Last week, I'd just finished getting the cloud-hypervisor vhost-user-net frontend code to build as part of crosvm, and the next step was testing it.
I wrote some hacky code that replaced the virtio-net device creation in crosvm with an instance of the ported vhost-user-net code. When I booted crosvm, there were some of the expected simple oversights of mine that needed to be addressed, but once those were taken care of, it still didn't quite work. The VM boots, sees a network interface, and even communicates with the vhost-user-net backend! But, it doesn't quite work. The vhost-user-net code never realises/gets told that it has traffic, and so it's never processed. Unsure of what to do about this, I decided to turn to cloud-hypervisor and look at how the code ran there.
I wanted to try running the cloud-hypervisor v-u-n backend I was using for testing (because it's much simpler than DPDK -- it just sends traffic to a TAP device) with QEMU as the frontend, because QEMU is a VMM I'm familiar with (much more so than cloud-hypervisor as the frontend), and I thought it would be useful to have a working frontend/backend combination to compare to.
I had some problems, though, because apparently nobody had ever wanted to use QEMU with the cloud-hypervisor vhost-user-net backend before -- or if they had, they hadn't wanted to enough to make it work. The cloud-hypervisor backend didn't implement the vhost-user spec correctly in a few subtle ways that made it incompatible with QEMU. I won't explain every subtle issue, but I ended up writing a few patches for cloud-hypervisor and the "vhost" crate it depends on (that is in the process of being moved under the rust-vmm umbrella).

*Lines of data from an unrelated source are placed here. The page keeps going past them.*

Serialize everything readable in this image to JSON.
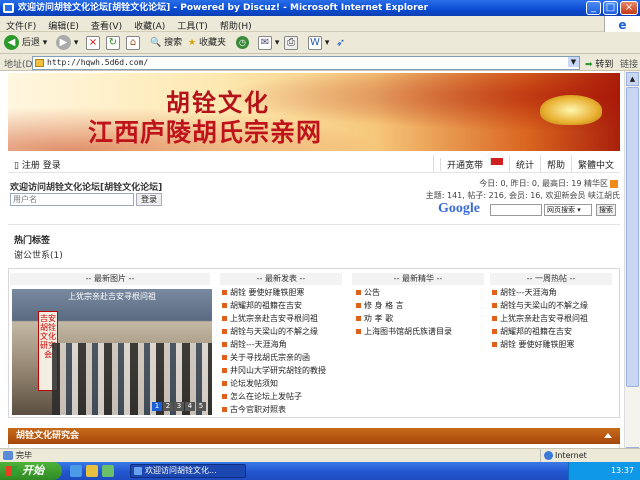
{
  "window": {
    "title": "欢迎访问胡铨文化论坛[胡铨文化论坛] - Powered by Discuz! - Microsoft Internet Explorer"
  },
  "menu": [
    "文件(F)",
    "编辑(E)",
    "查看(V)",
    "收藏(A)",
    "工具(T)",
    "帮助(H)"
  ],
  "toolbar": {
    "back": "后退",
    "search": "搜索",
    "favorites": "收藏夹"
  },
  "address": {
    "label": "地址(D)",
    "url": "http://hqwh.5d6d.com/",
    "go": "转到",
    "links": "链接"
  },
  "banner": {
    "line1": "胡铨文化",
    "line2": "江西庐陵胡氏宗亲网"
  },
  "nav": {
    "register": "注册",
    "login": "登录",
    "right": [
      "开通宽带",
      "统计",
      "帮助",
      "繁體中文"
    ]
  },
  "welcome": "欢迎访问胡铨文化论坛[胡铨文化论坛]",
  "login": {
    "username_placeholder": "用户名",
    "button": "登录"
  },
  "stats": {
    "line1": "今日: 0, 昨日: 0, 最高日: 19  精华区",
    "line2": "主题: 141, 帖子: 216, 会员: 16, 欢迎新会员 峡江胡氏"
  },
  "google": {
    "logo": "Google",
    "select": "网页搜索",
    "button": "搜索"
  },
  "hot": {
    "title": "热门标签",
    "tag": "谢公世系(1)"
  },
  "columns": [
    "-- 最新图片 --",
    "-- 最新发表 --",
    "-- 最新精华 --",
    "-- 一周热帖 --"
  ],
  "photo": {
    "caption": "上犹宗亲赴吉安寻根问祖",
    "sign": "吉安胡铨文化研究会",
    "pages": [
      "1",
      "2",
      "3",
      "4",
      "5"
    ]
  },
  "latest": [
    "胡铨 要使好雕铁胆寒",
    "胡耀邦的祖籍在吉安",
    "上犹宗亲赴吉安寻根问祖",
    "胡铨与天梁山的不解之缘",
    "胡铨---天涯海角",
    "关于寻找胡氏宗亲的函",
    "井冈山大学研究胡铨的教授",
    "论坛发帖须知",
    "怎么在论坛上发帖子",
    "古今官职对照表"
  ],
  "elite": [
    "公告",
    "修 身 格 言",
    "劝 孝 歌",
    "上海图书馆胡氏族谱目录"
  ],
  "weekly": [
    "胡铨---天涯海角",
    "胡铨与天梁山的不解之缘",
    "上犹宗亲赴吉安寻根问祖",
    "胡耀邦的祖籍在吉安",
    "胡铨 要使好雕铁胆寒"
  ],
  "section": {
    "title": "胡铨文化研究会"
  },
  "status": {
    "done": "完毕",
    "zone": "Internet"
  },
  "taskbar": {
    "start": "开始",
    "task": "欢迎访问胡铨文化...",
    "clock": "13:37"
  }
}
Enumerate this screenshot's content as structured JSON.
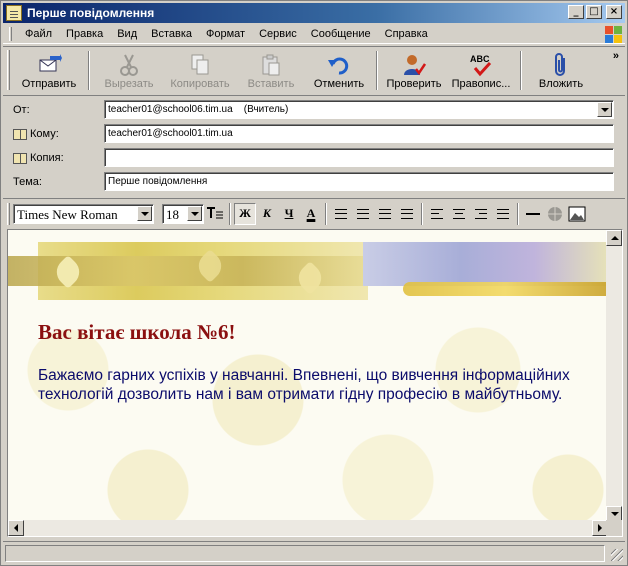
{
  "window": {
    "title": "Перше повідомлення"
  },
  "menu": [
    "Файл",
    "Правка",
    "Вид",
    "Вставка",
    "Формат",
    "Сервис",
    "Сообщение",
    "Справка"
  ],
  "toolbar": {
    "send": "Отправить",
    "cut": "Вырезать",
    "copy": "Копировать",
    "paste": "Вставить",
    "undo": "Отменить",
    "check": "Проверить",
    "spelling": "Правопис...",
    "attach": "Вложить",
    "more": "»"
  },
  "header": {
    "from_label": "От:",
    "from_value": "teacher01@school06.tim.ua    (Вчитель)",
    "to_label": "Кому:",
    "to_value": "teacher01@school01.tim.ua",
    "cc_label": "Копия:",
    "cc_value": "",
    "subject_label": "Тема:",
    "subject_value": "Перше повідомлення"
  },
  "format": {
    "font": "Times New Roman",
    "size": "18",
    "bold": "Ж",
    "italic": "К",
    "underline": "Ч",
    "font_color": "А"
  },
  "message": {
    "greeting": "Вас вітає школа №6!",
    "body": "Бажаємо гарних успіхів у навчанні. Впевнені, що вивчення інформаційних технологій дозволить нам і вам отримати гідну професію в майбутньому."
  },
  "colors": {
    "greeting": "#8b1010",
    "body_text": "#0b0b6b",
    "titlebar": "#0a246a"
  }
}
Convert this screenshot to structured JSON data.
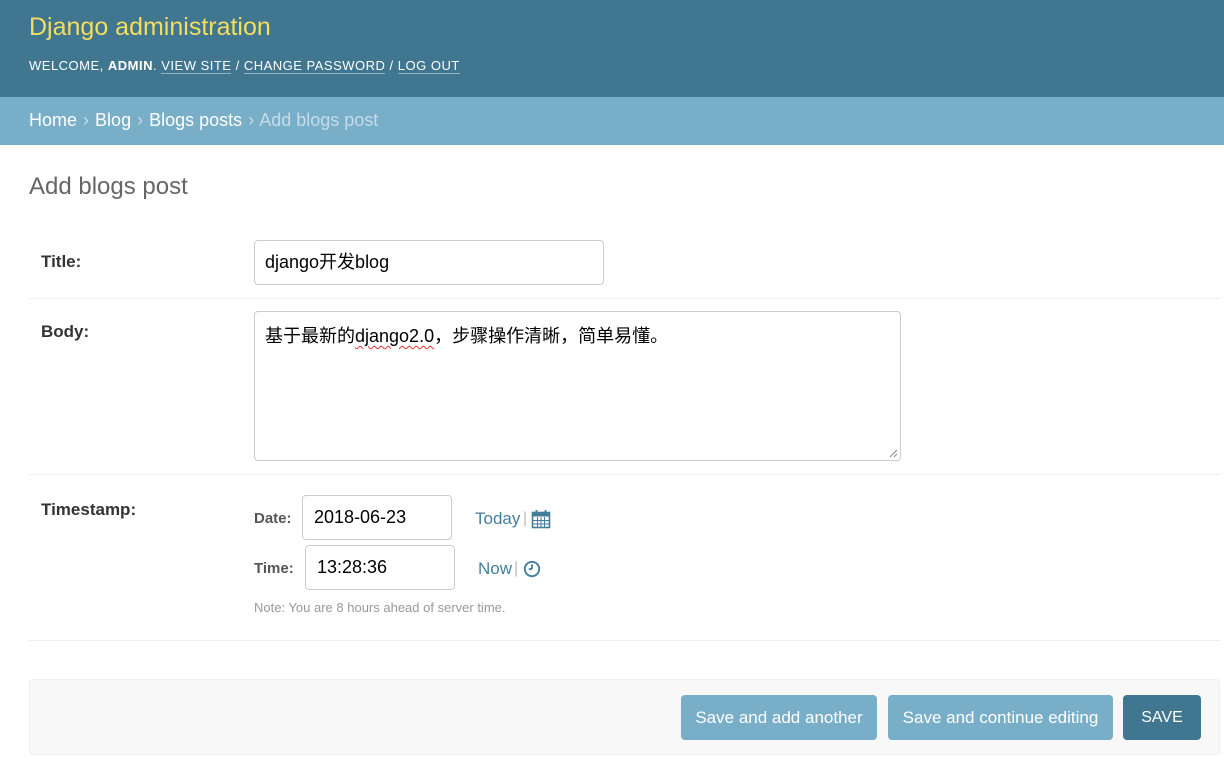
{
  "header": {
    "branding": "Django administration",
    "welcome_prefix": "Welcome, ",
    "username": "admin",
    "welcome_suffix": ". ",
    "view_site": "View site",
    "change_password": "Change password",
    "log_out": "Log out",
    "separator": " / "
  },
  "breadcrumbs": {
    "items": [
      "Home",
      "Blog",
      "Blogs posts"
    ],
    "current": "Add blogs post",
    "separator": "›"
  },
  "page_title": "Add blogs post",
  "form": {
    "title": {
      "label": "Title:",
      "value": "django开发blog"
    },
    "body": {
      "label": "Body:",
      "value_before": "基于最新的",
      "value_misspelled": "django2.0",
      "value_after": "，步骤操作清晰，简单易懂。"
    },
    "timestamp": {
      "label": "Timestamp:",
      "date_label": "Date:",
      "date_value": "2018-06-23",
      "today_link": "Today",
      "time_label": "Time:",
      "time_value": "13:28:36",
      "now_link": "Now",
      "pipe": "|",
      "help_text": "Note: You are 8 hours ahead of server time."
    }
  },
  "submit_row": {
    "save_add_another": "Save and add another",
    "save_continue": "Save and continue editing",
    "save": "Save"
  },
  "colors": {
    "header_bg": "#417690",
    "branding": "#f5dd5d",
    "breadcrumb_bg": "#79aec8",
    "link": "#447e9b",
    "button": "#79aec8",
    "button_default": "#417690"
  }
}
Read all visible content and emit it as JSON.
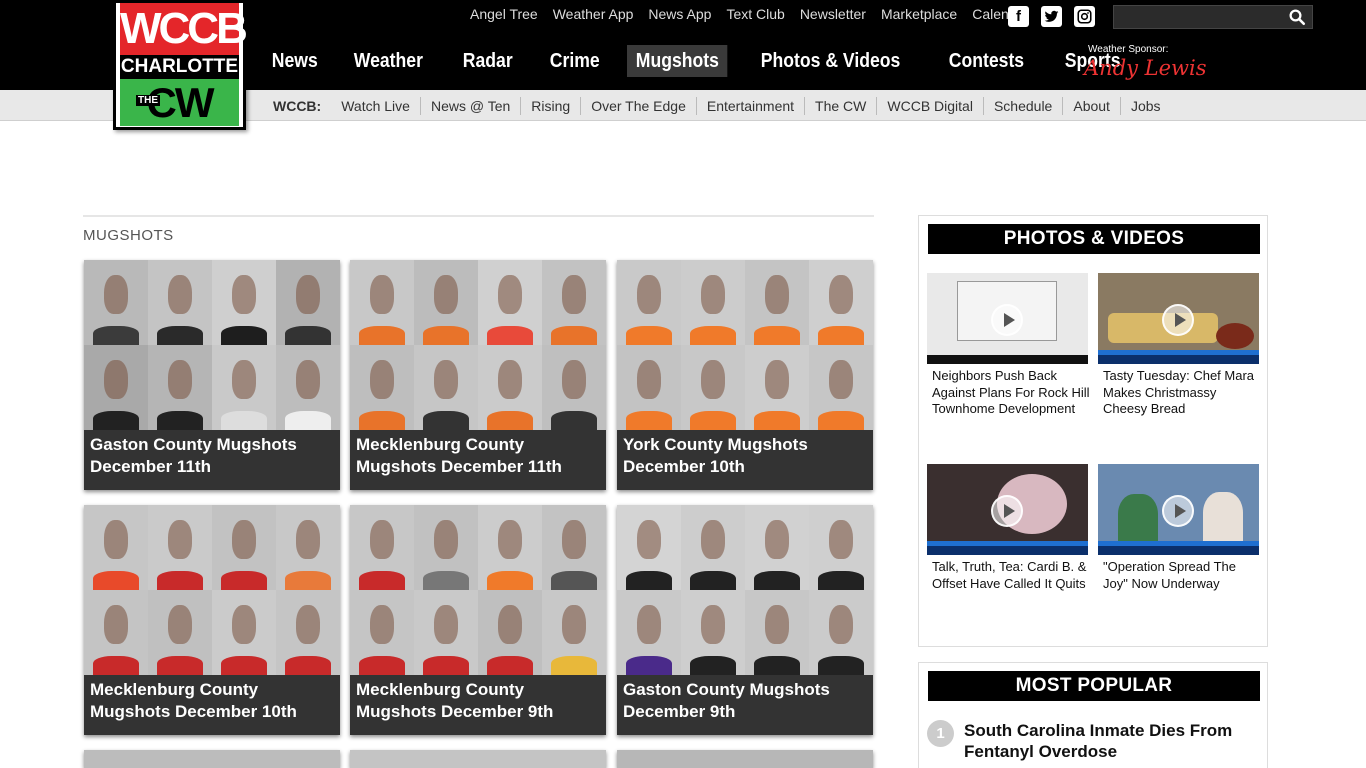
{
  "logo": {
    "top": "WCCB",
    "middle": "CHARLOTTE",
    "the": "THE",
    "bottom": "CW"
  },
  "utility_links": [
    "Angel Tree",
    "Weather App",
    "News App",
    "Text Club",
    "Newsletter",
    "Marketplace",
    "Calendar"
  ],
  "social": [
    "facebook-icon",
    "twitter-icon",
    "instagram-icon"
  ],
  "search": {
    "placeholder": "",
    "value": ""
  },
  "main_nav": [
    "News",
    "Weather",
    "Radar",
    "Crime",
    "Mugshots",
    "Photos & Videos",
    "Contests",
    "Sports"
  ],
  "main_nav_active": "Mugshots",
  "sponsor": {
    "label": "Weather Sponsor:",
    "name": "Andy Lewis"
  },
  "sub_nav": {
    "lead": "WCCB:",
    "items": [
      "Watch Live",
      "News @ Ten",
      "Rising",
      "Over The Edge",
      "Entertainment",
      "The CW",
      "WCCB Digital",
      "Schedule",
      "About",
      "Jobs"
    ]
  },
  "section_title": "MUGSHOTS",
  "cards": [
    {
      "title": "Gaston County Mugshots December 11th"
    },
    {
      "title": "Mecklenburg County Mugshots December 11th"
    },
    {
      "title": "York County Mugshots December 10th"
    },
    {
      "title": "Mecklenburg County Mugshots December 10th"
    },
    {
      "title": "Mecklenburg County Mugshots December 9th"
    },
    {
      "title": "Gaston County Mugshots December 9th"
    }
  ],
  "photos_videos": {
    "heading": "PHOTOS & VIDEOS",
    "items": [
      {
        "title": "Neighbors Push Back Against Plans For Rock Hill Townhome Development"
      },
      {
        "title": "Tasty Tuesday: Chef Mara Makes Christmassy Cheesy Bread"
      },
      {
        "title": "Talk, Truth, Tea: Cardi B. & Offset Have Called It Quits"
      },
      {
        "title": "\"Operation Spread The Joy\" Now Underway"
      }
    ]
  },
  "most_popular": {
    "heading": "MOST POPULAR",
    "items": [
      {
        "rank": "1",
        "title": "South Carolina Inmate Dies From Fentanyl Overdose"
      }
    ]
  },
  "colors": {
    "header_bg": "#000000",
    "subnav_bg": "#e8e8e8",
    "accent_red": "#e4262a",
    "cw_green": "#3ab54a",
    "card_caption_bg": "#333333"
  }
}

One interesting issue I will go into a little detail of was that the wording in the spec was a little unclear, and QEMU interpreted it one way, and cloud-hypervisor the other. I ended up sending an email to the author of the spec asking for clarification. He answered my question, and we discussed how the wording could be improved. He liked my second attempt at improving my working, and asked me to send a patch, but preferably not right now, because QEMU is currently gearing up for a release, scheduled for next week if everything goes well.
Since I wrote these cloud-hypervisor patches, and had to test them, I ended up having to learn how to use cloud-hypervisor anyway to make sure I hadn't broken it in fixing the backend up to work with QEMU. Oh well.
Once this was done, I could use both QEMU and cloud-hypervisor with the backend, but not crosvm. But it was a little more complex than that. When I ported the v-u-n code to crosvm, I ported the first version of it that was added to the cloud-hypervisor tree, rather than the latest version. The theory here was that the earlier version would be closer to crosvm, because cloud-hypervisor would have had less time to diverge. Then, once I had that working, I could add on the later changes gradually. What I didn't account for here is that the initial version of the v-u-n frontend in cloud-hypervisor didn't really work properly, and needed some time to bake before it did. So having now had this experience I think it might be better to try to port the latest version, and accept that porting might be a bit harder, but the end result is more likely to work.
While bisecting cloud-hypervisor to see if I could figure out when the v-u-n frontend started working properly, I encountered a large section of commits that I couldn't build any more, because Cargo couldn't resolve a git dependency. The dependency was locked to a commit that was no longer in the branch it had been in when the cloud-hypervisor commit was from. Despite knowing the exact commit it needed, Cargo fetched the branch the commit used to be on. This is because it is generally not possible to fetch arbitrary commits with git. Some servers, like GitHub, do however allow this, and I wondered why Cargo wouldn't at least fall back to trying that.
As it turns out, it actually couldn't do that, though! Cargo uses libgit2, and libgit2 doesn't support fetching arbitrary commits. So I wrote a quick patch to libgit2 to support this. It's only a partial implementation, though, because I don't find libgit2 to be a particularly easy codebase to work in (although it's better than git!). So I'm hoping somebody who knows more about it than me will help me figure out how to finish it.
Next week, I'm hoping that I'll be able to get to vhost-user-net in crosvm working. I think this will probably mean porting the code again, using the latest version. Which is a bit of a shame, but at least I have an idea of what to do next.
I am, overall, feeling pretty optimistic, though. I'm pretty confident that we can get some sort of decent but imperfect network hardware isolation even though virtio-vhost-user might not be ready yet, which was something I was worried about before. I don't want to really go into detail in that now though because this is already a long email and it's already a day late because I was tired yesterday, but essentially, we could forward the network device to a VM that would run the driver, and forward traffic back to the host over virtio-net. The host could handle this either in kernelspace or userspace with DPDK, but the important thing is that the only network driver it would need to support would be virtio-net. No talking to hundreds of different Wi-Fi cards and hoping that none of the drivers have a vulnerability. So, not perfect compared to proper guest<->guest networking, but a step in the right direction, and one that should be as simple as possible to upgrade to virtio-vhost-user once that becomes possible.